Solved – Cluster analysis, what to do with different scales

clusteringspss

I want to identify different groups of respondents out of up to five variables of the European Values Study 2008.

At first I took 4 questions for cluster analysis all on a scale from 1 to 10. However, after performing a TwoStep cluster analysis the silhouette measure was close to zero and thus indicating a poor solution.

Therefor I'd like to take some other variables. I was thinking about:

  • how often discuss politics with friends [scale from 1(frequently) to 3(never)]
  • describe your state of health these days [scale from 1(very good) to 5(very poor)]
  • most people try to take advantage of you or try to be fair [scale from 1(most people would try to take advantage of me) to 5(most people would try to be fair)]
  • Why are there people in this country who live in need? Which one reason do you consider to be most important? (four options: because they are unlucky; because of laziness and lack of willpower; because of injustice in our society; it’s an inevitable part of modern progress)

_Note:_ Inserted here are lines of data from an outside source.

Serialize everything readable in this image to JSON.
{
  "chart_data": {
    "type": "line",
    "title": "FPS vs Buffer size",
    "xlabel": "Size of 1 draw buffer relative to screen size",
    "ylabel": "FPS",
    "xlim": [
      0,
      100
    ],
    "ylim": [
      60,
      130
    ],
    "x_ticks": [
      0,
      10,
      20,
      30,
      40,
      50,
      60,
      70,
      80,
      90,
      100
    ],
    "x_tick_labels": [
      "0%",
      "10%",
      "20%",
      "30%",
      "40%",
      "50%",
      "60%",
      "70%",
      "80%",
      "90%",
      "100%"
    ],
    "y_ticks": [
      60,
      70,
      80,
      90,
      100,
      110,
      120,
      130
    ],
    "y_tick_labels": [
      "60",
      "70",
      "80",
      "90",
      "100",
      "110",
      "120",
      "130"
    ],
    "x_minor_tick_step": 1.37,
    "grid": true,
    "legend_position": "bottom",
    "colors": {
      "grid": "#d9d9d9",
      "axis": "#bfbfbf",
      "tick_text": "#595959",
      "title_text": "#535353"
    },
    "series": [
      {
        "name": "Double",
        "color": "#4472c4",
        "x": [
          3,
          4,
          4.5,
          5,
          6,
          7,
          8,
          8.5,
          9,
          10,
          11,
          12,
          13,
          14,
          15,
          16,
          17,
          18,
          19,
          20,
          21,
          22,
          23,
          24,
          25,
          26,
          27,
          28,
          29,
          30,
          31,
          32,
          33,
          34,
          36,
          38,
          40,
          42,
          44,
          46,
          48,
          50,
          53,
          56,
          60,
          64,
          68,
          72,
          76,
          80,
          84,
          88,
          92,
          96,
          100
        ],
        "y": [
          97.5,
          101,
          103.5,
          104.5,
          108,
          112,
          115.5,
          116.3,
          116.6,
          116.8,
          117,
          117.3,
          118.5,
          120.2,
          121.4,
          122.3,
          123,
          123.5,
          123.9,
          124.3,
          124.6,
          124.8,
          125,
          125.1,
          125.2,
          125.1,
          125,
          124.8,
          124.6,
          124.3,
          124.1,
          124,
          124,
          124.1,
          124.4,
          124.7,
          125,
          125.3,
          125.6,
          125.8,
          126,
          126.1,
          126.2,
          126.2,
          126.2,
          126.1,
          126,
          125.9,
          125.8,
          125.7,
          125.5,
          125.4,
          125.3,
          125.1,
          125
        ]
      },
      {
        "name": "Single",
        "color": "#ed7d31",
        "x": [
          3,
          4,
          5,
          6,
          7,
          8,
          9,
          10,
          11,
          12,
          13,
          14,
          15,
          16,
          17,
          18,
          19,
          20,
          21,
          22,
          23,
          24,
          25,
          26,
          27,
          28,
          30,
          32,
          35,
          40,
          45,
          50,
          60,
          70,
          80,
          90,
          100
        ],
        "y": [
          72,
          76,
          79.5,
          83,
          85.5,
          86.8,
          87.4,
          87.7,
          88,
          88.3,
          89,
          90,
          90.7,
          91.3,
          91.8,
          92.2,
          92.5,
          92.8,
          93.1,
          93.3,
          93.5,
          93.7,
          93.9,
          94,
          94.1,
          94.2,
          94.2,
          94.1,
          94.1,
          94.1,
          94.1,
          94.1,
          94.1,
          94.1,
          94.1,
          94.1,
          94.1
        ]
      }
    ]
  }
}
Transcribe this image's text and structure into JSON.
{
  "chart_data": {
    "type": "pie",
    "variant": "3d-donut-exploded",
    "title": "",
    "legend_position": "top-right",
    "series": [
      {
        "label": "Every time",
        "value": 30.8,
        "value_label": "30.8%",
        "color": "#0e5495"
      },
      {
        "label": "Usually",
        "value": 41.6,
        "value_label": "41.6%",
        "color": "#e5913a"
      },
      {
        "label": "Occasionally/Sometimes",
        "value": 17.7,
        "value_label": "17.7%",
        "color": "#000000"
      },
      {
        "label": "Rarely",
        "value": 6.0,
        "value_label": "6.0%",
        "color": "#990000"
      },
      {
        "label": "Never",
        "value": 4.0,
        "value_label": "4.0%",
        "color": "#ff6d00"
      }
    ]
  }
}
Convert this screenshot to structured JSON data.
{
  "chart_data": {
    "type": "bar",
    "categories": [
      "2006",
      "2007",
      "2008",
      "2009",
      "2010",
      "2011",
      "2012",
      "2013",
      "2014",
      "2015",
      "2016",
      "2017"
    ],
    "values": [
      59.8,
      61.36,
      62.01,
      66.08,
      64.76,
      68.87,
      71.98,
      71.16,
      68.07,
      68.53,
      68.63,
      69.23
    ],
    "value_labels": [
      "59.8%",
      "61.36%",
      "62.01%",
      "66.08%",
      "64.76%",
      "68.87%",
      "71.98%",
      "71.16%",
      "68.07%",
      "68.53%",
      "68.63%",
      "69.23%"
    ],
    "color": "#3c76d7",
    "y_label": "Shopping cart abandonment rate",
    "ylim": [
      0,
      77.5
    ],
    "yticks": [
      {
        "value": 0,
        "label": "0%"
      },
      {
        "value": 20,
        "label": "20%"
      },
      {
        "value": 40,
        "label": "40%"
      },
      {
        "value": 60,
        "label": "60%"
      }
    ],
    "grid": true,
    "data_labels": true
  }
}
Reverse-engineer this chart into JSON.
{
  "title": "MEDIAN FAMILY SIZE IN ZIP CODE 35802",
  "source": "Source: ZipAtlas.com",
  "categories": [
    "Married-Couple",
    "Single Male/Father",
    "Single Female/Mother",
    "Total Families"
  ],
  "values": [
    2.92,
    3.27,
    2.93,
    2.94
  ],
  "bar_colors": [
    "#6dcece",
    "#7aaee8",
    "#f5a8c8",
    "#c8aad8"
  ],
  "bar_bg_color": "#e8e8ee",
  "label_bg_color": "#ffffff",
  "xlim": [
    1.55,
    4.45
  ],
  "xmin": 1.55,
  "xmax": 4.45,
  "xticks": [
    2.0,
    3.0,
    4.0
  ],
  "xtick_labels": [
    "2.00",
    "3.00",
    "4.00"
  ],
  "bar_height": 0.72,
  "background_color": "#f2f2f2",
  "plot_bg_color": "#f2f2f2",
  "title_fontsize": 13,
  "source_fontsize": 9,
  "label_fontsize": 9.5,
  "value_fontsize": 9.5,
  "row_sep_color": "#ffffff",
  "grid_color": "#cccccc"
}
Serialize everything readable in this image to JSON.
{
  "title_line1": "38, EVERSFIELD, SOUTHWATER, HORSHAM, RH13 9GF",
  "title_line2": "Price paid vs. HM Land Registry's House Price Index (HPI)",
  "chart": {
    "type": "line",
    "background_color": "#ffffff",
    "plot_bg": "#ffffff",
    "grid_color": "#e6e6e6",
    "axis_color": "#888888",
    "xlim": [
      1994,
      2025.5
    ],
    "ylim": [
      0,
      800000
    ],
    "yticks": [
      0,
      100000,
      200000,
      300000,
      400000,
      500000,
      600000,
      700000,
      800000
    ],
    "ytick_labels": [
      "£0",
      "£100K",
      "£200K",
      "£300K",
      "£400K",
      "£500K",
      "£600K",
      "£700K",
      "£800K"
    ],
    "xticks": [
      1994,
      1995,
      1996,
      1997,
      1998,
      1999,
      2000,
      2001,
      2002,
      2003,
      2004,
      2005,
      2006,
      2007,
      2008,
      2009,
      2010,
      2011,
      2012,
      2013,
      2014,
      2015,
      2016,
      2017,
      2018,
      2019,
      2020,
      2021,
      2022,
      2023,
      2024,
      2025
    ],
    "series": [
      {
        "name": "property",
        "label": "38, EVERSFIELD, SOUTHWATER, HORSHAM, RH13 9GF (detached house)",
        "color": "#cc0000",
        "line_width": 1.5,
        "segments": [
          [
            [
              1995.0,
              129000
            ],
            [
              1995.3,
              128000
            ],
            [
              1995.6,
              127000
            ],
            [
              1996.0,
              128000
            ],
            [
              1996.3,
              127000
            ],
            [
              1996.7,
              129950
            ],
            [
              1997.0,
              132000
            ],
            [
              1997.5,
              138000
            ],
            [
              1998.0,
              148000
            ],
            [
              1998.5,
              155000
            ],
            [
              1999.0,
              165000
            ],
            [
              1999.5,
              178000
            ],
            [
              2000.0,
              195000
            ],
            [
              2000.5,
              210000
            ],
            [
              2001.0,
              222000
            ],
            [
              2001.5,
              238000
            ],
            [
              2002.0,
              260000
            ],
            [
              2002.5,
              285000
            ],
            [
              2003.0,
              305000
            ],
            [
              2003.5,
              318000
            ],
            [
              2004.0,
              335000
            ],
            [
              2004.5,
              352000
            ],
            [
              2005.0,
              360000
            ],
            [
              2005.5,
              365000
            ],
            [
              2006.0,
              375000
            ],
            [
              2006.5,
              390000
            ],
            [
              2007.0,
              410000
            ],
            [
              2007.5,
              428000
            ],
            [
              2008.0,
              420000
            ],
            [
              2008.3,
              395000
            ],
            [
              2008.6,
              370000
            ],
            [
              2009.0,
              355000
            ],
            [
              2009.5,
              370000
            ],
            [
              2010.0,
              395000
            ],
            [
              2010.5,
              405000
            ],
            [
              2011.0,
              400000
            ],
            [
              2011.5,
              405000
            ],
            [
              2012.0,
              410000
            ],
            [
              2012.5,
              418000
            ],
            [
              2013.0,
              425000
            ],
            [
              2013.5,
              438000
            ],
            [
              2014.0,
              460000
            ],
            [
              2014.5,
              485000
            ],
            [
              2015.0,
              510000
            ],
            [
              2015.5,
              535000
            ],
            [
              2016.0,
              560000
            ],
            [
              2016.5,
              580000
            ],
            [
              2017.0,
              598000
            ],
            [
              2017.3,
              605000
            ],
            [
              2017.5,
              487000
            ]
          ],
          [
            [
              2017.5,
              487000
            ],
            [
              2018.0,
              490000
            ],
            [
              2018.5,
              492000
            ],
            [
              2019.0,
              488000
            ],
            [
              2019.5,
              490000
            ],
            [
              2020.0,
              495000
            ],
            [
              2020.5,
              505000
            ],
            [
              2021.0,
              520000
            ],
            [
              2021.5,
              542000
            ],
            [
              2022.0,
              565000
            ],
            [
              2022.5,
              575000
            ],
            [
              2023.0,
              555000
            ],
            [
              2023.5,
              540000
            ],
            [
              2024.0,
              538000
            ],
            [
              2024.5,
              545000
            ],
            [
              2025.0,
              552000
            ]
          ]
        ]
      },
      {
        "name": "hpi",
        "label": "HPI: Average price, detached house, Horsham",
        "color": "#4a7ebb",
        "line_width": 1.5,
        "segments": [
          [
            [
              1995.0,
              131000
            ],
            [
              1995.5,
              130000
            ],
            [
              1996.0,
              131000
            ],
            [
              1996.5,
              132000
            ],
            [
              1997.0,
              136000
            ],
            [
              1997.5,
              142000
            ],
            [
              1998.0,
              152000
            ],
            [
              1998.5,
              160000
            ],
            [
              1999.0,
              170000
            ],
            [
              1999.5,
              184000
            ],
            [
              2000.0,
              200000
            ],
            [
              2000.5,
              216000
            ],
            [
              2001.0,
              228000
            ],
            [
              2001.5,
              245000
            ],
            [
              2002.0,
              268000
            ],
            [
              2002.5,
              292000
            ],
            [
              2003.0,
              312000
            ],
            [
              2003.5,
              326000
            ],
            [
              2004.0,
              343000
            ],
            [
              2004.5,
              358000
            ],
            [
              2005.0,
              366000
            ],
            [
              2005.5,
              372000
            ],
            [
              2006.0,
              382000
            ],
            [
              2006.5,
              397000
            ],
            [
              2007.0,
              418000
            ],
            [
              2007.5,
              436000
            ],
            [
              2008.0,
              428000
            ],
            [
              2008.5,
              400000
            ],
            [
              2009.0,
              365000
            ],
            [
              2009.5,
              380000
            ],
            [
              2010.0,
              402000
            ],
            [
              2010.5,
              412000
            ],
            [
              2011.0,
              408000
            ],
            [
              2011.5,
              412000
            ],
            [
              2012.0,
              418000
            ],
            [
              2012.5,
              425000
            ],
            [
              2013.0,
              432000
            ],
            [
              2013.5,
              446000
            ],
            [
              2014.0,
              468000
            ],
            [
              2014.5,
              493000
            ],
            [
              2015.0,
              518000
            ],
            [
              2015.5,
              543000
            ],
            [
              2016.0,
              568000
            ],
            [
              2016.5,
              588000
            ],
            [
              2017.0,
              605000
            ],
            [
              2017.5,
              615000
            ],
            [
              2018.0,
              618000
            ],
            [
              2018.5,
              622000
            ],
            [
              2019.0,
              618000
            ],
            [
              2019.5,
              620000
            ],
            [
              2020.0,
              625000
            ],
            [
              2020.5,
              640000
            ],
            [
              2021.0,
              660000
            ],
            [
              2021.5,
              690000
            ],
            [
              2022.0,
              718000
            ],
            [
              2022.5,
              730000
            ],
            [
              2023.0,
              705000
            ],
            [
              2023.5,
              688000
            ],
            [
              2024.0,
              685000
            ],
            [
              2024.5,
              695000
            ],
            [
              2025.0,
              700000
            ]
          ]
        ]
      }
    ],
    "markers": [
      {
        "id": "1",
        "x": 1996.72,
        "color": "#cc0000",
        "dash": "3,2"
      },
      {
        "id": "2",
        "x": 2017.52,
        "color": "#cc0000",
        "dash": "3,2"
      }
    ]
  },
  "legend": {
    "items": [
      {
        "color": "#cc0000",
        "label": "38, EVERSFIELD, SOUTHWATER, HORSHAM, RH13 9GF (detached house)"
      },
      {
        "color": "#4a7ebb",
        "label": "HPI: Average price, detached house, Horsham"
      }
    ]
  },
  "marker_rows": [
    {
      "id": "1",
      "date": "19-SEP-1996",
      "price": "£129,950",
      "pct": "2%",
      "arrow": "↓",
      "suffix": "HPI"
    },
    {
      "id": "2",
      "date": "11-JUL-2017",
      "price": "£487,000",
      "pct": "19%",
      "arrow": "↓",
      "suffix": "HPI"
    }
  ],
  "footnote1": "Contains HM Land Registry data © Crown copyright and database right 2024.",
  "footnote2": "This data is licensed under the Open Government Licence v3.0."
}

My knowledge of cluster analysis is based on Marija J. Norušis PASW Statistics 18 Statistical Procedures Companion and whatever I can find on the internet. Unfortunately, I'm not able to find answers to these questions:

  1. Should I recode the answers so that they are all on the same scale?
  2. Is there anything I should do with the 4-option question?

Thank you

Best Answer

Two-step clustering in SPSS extends beyond just numeric variables. Usually rescaling is something necessary for k-means, but it can be used here to make interpretation (and graphing the solution) easier. Unfortunately there is no way to test the 1-cluster solution in the two-step to determine if clustering is even necessary. Given the poor results based on the Silhouette measure, there probably isn't much heterogeneity to detect among the variables you used, regardless of whether you decide to scale the variables or not.

If you are interested in using the clusters for predictive purposes, another option to pursue here could be a regression tree using the clustering variables as predictors.